Engineering features is not guaranteed to always work, but when it does it can do wonders for your model :slight_smile:

Hope this already sheds a bit more light...
PJ

2 Likes

Thank you @pieterjanvc for your extensive explanation.

I really liked the idea about converting the zip code to latitude and longitude. Probably I will use it. It has 2 advantages:

  1. Converting high cardinality discrete variable to continuous numeric variable (obvios reason)
  2. Prevent the overfitting issue caused by the Target Encoding

Going a bit back to my original question:

Do have any idea of why https://mod.rapidminer.com/#app discarded Neural Networks when using binary variables?

Thanks!

Hi,

I have limited experience with neural network theory and model building, but one of the things I do know is that they can't cope very well with sparse datasets (meaning many features are 0 at any given instance). This definitely happens when you convert your categorical variables to one-hot implementation as everything but the correct category will be set to 0.

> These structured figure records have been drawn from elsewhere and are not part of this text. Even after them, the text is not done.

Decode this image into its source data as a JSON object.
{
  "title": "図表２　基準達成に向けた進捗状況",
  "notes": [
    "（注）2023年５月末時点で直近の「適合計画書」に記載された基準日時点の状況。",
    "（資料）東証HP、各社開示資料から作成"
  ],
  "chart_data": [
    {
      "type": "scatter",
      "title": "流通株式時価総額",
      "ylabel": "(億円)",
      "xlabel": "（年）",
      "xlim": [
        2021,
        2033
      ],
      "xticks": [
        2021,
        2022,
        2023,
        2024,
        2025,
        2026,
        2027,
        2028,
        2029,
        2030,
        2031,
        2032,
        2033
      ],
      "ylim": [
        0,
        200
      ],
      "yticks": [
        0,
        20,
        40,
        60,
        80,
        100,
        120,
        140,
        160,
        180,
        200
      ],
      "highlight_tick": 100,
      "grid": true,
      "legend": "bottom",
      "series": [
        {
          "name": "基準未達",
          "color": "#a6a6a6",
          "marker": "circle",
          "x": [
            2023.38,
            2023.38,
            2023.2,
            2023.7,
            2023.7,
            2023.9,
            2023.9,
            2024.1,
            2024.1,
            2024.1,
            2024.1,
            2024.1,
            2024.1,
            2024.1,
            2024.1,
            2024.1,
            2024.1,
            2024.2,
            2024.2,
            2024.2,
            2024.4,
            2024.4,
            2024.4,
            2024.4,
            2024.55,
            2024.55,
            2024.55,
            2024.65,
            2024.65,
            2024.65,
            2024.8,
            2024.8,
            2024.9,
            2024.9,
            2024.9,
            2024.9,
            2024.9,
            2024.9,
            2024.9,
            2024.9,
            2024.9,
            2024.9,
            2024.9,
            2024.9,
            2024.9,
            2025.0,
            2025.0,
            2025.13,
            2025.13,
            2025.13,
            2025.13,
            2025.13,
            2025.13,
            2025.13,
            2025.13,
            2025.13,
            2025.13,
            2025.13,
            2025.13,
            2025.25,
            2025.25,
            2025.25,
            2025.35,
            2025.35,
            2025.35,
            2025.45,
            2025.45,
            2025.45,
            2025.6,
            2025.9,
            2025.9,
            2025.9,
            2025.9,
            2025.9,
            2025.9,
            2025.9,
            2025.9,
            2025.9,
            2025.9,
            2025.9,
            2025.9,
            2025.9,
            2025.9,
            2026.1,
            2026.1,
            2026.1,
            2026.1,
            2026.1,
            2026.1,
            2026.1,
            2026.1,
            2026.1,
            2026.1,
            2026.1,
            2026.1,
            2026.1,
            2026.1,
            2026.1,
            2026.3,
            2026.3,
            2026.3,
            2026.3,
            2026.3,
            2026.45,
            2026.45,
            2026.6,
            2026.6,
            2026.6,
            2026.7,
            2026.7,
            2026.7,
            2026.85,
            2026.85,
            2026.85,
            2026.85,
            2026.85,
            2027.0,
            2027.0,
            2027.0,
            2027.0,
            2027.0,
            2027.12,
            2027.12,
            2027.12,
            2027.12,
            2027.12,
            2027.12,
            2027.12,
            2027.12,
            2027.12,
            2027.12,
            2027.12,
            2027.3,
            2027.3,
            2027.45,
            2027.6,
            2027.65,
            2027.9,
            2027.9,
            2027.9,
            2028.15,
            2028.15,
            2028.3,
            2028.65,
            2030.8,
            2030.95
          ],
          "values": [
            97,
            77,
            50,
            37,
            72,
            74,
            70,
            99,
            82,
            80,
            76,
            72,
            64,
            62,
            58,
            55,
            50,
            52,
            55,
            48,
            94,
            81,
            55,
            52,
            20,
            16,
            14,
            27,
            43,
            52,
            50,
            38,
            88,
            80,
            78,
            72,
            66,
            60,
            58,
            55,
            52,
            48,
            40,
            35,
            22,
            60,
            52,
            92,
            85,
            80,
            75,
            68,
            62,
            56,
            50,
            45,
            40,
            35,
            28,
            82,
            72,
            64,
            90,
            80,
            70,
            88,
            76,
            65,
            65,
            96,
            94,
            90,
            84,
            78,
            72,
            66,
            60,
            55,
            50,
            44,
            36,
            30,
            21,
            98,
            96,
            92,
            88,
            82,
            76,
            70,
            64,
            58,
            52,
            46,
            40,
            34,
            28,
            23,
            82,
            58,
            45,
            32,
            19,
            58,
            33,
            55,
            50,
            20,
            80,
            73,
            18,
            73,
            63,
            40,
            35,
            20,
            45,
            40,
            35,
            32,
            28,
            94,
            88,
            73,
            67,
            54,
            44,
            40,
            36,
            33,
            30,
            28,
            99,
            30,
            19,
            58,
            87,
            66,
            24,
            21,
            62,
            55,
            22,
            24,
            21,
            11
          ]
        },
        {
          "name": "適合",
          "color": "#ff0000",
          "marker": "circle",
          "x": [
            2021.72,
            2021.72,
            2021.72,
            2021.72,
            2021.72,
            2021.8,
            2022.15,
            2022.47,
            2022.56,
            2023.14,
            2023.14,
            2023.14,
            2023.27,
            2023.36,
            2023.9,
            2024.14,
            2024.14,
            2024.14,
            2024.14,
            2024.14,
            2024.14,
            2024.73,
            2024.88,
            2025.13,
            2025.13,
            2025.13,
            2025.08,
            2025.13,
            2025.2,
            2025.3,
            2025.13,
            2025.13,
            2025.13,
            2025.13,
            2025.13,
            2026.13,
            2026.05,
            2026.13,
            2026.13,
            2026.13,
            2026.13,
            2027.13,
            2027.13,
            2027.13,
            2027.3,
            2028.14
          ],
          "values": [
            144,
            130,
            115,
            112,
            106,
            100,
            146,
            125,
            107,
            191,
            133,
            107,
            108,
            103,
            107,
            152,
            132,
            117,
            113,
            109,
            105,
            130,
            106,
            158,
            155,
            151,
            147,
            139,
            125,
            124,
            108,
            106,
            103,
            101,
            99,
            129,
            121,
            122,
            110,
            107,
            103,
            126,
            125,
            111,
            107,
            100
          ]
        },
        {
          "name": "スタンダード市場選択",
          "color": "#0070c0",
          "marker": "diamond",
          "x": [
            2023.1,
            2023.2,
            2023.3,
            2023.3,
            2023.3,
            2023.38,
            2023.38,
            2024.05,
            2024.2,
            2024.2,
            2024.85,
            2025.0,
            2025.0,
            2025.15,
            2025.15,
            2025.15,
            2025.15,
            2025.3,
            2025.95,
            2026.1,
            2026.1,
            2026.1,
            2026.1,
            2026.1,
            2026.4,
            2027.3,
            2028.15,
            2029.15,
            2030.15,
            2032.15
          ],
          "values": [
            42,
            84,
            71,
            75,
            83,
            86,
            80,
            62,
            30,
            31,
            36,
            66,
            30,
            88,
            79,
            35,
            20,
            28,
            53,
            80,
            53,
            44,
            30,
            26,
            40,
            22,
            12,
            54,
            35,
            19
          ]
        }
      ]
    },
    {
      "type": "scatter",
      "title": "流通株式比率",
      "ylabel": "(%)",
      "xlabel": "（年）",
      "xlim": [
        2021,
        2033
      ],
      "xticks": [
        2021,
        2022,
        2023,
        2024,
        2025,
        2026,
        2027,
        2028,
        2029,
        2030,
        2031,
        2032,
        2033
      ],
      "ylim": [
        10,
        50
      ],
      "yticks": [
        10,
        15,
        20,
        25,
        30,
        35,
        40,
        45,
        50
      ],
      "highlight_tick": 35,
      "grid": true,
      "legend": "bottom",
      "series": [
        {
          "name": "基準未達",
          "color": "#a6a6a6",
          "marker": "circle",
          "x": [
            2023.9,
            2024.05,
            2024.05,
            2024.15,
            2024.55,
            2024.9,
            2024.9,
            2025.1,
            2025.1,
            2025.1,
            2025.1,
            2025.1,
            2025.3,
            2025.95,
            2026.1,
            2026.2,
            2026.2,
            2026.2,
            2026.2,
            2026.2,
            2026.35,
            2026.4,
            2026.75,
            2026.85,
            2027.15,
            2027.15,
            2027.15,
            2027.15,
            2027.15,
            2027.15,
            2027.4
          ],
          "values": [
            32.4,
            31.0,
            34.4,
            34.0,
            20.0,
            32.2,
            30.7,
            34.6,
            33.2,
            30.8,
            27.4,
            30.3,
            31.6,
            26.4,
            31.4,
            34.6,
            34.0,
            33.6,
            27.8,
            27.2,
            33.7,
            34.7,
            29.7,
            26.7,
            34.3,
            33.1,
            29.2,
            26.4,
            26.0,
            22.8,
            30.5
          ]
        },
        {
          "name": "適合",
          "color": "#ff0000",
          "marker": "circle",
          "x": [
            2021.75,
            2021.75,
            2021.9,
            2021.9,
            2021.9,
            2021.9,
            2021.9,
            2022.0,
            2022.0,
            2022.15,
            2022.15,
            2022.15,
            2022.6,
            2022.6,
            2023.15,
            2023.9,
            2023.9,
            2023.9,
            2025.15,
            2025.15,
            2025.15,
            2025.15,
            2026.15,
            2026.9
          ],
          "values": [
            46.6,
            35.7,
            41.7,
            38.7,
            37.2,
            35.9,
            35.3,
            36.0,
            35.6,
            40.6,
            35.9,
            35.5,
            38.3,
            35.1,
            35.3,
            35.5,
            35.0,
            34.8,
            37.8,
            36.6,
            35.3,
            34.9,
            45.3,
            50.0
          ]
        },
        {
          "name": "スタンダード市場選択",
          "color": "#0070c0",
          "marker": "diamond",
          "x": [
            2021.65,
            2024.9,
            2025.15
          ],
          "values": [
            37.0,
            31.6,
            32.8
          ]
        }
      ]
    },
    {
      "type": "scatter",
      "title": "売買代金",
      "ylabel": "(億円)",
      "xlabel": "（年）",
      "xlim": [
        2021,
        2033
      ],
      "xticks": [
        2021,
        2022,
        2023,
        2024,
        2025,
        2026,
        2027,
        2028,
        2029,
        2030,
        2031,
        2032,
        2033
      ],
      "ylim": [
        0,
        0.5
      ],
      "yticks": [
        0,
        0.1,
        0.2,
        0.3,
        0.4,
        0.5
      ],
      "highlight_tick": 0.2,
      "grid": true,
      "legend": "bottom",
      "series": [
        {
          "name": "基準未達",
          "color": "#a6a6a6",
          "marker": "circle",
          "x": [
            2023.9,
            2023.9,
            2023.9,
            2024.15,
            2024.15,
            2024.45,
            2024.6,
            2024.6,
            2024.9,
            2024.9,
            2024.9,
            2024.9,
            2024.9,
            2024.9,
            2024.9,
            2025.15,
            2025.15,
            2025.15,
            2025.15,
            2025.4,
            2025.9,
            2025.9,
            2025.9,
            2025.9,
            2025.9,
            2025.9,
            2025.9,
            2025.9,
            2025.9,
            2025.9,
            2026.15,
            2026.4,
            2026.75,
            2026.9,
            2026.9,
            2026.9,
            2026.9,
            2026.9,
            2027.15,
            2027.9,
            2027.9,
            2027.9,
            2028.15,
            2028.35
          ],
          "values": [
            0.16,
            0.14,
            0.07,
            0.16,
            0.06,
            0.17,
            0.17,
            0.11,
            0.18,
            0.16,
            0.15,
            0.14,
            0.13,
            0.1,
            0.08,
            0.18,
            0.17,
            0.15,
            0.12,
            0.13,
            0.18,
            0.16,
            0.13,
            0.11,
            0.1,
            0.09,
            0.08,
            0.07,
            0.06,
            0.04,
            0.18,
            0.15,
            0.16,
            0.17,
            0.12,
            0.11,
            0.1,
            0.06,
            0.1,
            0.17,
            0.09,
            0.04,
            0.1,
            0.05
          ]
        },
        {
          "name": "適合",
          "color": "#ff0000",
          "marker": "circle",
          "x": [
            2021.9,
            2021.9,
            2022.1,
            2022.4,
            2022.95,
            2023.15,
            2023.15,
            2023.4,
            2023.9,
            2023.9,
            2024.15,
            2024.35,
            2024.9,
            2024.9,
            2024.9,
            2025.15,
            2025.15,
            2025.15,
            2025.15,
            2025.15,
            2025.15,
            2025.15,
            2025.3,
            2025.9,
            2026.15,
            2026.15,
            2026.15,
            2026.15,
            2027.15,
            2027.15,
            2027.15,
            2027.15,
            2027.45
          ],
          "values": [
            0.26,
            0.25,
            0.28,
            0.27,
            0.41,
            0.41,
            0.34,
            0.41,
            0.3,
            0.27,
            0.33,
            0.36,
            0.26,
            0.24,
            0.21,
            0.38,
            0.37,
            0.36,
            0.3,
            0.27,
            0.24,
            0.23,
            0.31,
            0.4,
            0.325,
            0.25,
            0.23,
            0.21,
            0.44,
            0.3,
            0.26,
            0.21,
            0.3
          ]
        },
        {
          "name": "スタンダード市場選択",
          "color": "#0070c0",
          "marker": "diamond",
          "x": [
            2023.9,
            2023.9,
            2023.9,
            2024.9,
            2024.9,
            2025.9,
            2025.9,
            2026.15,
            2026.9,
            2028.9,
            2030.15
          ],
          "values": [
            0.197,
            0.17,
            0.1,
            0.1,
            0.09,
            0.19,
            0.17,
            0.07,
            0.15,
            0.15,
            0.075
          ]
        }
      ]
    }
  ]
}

Also, I think that neural networks operate better on continuous variables (most machine learning does actually) because of the underlying mathematics (of which I don't dare to go into detail because I'm not good at that haha)

I'm sure there are others here with better guesses :slight_smile:
PJ

2 Likes

Thank you @pieterjanvc for your answer. I will keep the question open for a couple of days more, maybe we get some other good answer as yours.

Summarizing my problem:

  • I have big data with many columns (after cleaning up) and many rows (around 800'000)
  • Many discrete variables, which after one hot encoding I will have in total, around 300 columns
  • mod.rapidminer.com only sugest me to use: KNN (discarding Neural Networks) but I need to do predictions in 1 sec of less and KNN takes longer than that (so, this is not an option)
  • Neural Networks is suspicious to don't like too much the one hot encoding because binary values but in the other hand (even though it takes a while for its training) the prediction time is immediate

Is any better algorithm than Neural Networks using one hot encodingto get a prediction time in1 sec` or less?

Thanks!

Just in case, I'm going to put on the table the following thought from:

Adriana Santos-Caballero
University of Barcelona
To go to the original post, please click here.

Whether to convert input variables to binary depends on the input variable. You could think of neural network inputs as representing a kind of "intensity": i.e., larger values of the input variable represent greater intensity of that input variable. After all, assuming the network has only one input, a given hidden node of the network is going to learn some function f(wx+b). where f is the transfer function (e.g. the sigmoid) and x the input variable.

This setup does not make sense for categorical variables. If categories are represented by numbers, it makes no sense to apply the function f(wx+b) to them. E.g. imagine your input variable represents an animal, and sheep=1 and cow=2. It makes no sense to multiply sheep by w and add b to it, nor does it make sense for cow to be always greater in magnitude than sheep. In this case, you should convert the discrete encoding to a binary, 1-of-k encoding.

For real-valued variables, just leave them real-valued (but normalize inputs). E.g. say you have two input variables, one the animal and one the animal's temperature. You'd convert animal to 1-of-k, where k=number of animals, and you'd leave temperature as-is.

https://stats.stackexchange.com/questions/33083/how-to-deal-with-a-mix-of-binary-and-continuous-inputs-in-neural-networks

That thought makes me a bit unhappy because Neural Networks was my first option for the prediction (bear in mind my prediction time limit of: 1 sec)

Thanks!

This topic was automatically closed 21 days after the last reply. New replies are no longer allowed.